I can think of very few policy issues on which my position has been as hard to reach as that of so-called “Assisted dying”. The House of Lords has already considered a Bill which would change the law on someone’s potential criminal liability for helping another to die and on the 11th September the House of Commons will do the same. The Bill which will be debated and voted on comes from the Member of Parliament who came top of the ballot, which takes place at the start of every Parliament, to determine which MPs will have the best chance of proposing legislation on issues they believe to be of significance and of public concern. I have great respect for this MP, Rob Marris, and I do not fault his choice, as I recognise that the question of whether the law should make it easier to help someone to die who has expressed a preference to do so as one of significance and of great public concern. Parliament should consider it and so should we all. It is by no means a simple question and those who answer it differently do so with equal sincerity and concern for the welfare of the vulnerable.
I want to take the opportunity to spell out the conclusion I have reached on the question and therefore how I intend to vote on 11th September. I have met constituents who are terminally ill and in great pain and those who love and care for them. Their suffering is hard to hear about, let alone to bear and I cannot imagine that any compassionate human being would fail to be moved by what they say and by the desperation of those who want to die to insulate those they care about most from criminal prosecution for an act of mercy and love.

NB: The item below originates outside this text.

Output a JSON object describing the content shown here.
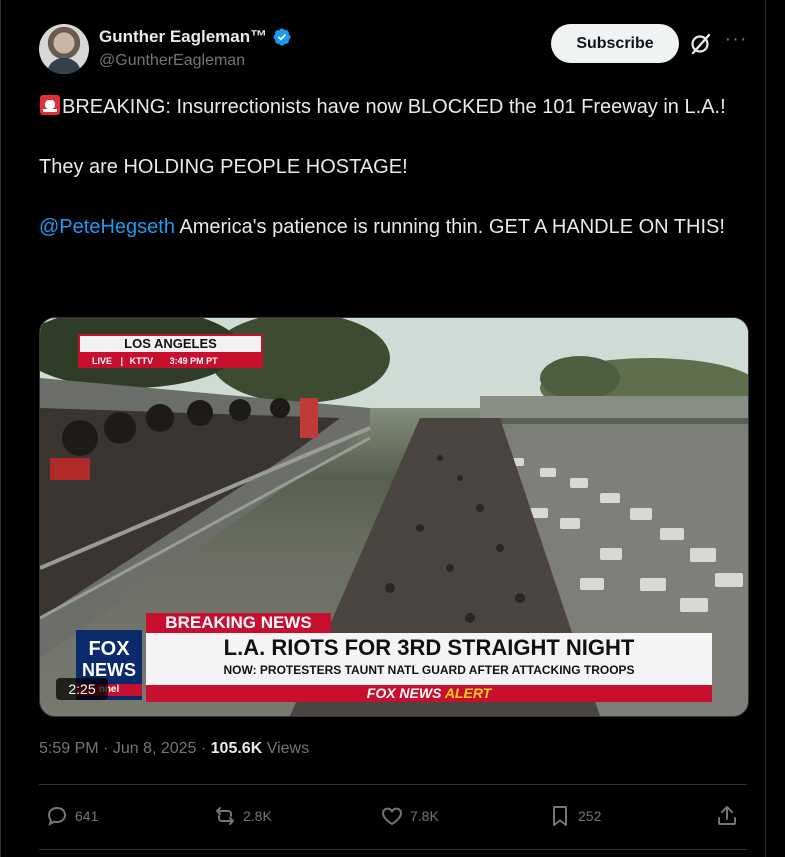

If legislation could be reserved for the use of those who act with the best of motives, this choice would be easy, but it cannot. A change in the law would apply to everyone, regardless of motives – to those who help another to die for admirable reasons and to those who do so for reprehensible ones. Those who propose this change will say that there would be safeguards to frustrate the malicious and again I do not doubt their sincerity or their determination to do so. I do however doubt that such safeguards could be wholly effective and we take a big risk as a society if they are not.
Using the law to permit something which has been forbidden or to legalise something that was previously illegal sends a clear signal to every member of society and it is in that signal that I find the most powerful reason why I cannot support this Bill. As all agree, it is in the interest of intensely vulnerable people that are paramount in this debate and how they interpret this signal is crucial. The sense that society thinks that ending your life is a more reasonable thing to do than it used to think it was (demonstrated by a move to make it easier for others to help you do it) assists relatives with malign intent, but those are not the only circumstances which should worry us. In the anguish of debilitating illness or the hopelessness of terminal decline, the thought that “everyone would be better off if I was out of the way”, must be fiercely challenged in a civilised society. The perception that the law of the land supports that thought is too big a risk to take and I can support no legislation which I believe increases that risk, however hard the framers of that legislation have tried to avoid doing so.
I know that people would be hurt by the defeat of this Bill, and I regret that more than I can say, but I have concluded that our society as a whole would be hurt more if it were to pass. Therefore, as a legislator, it must be my duty to oppose it.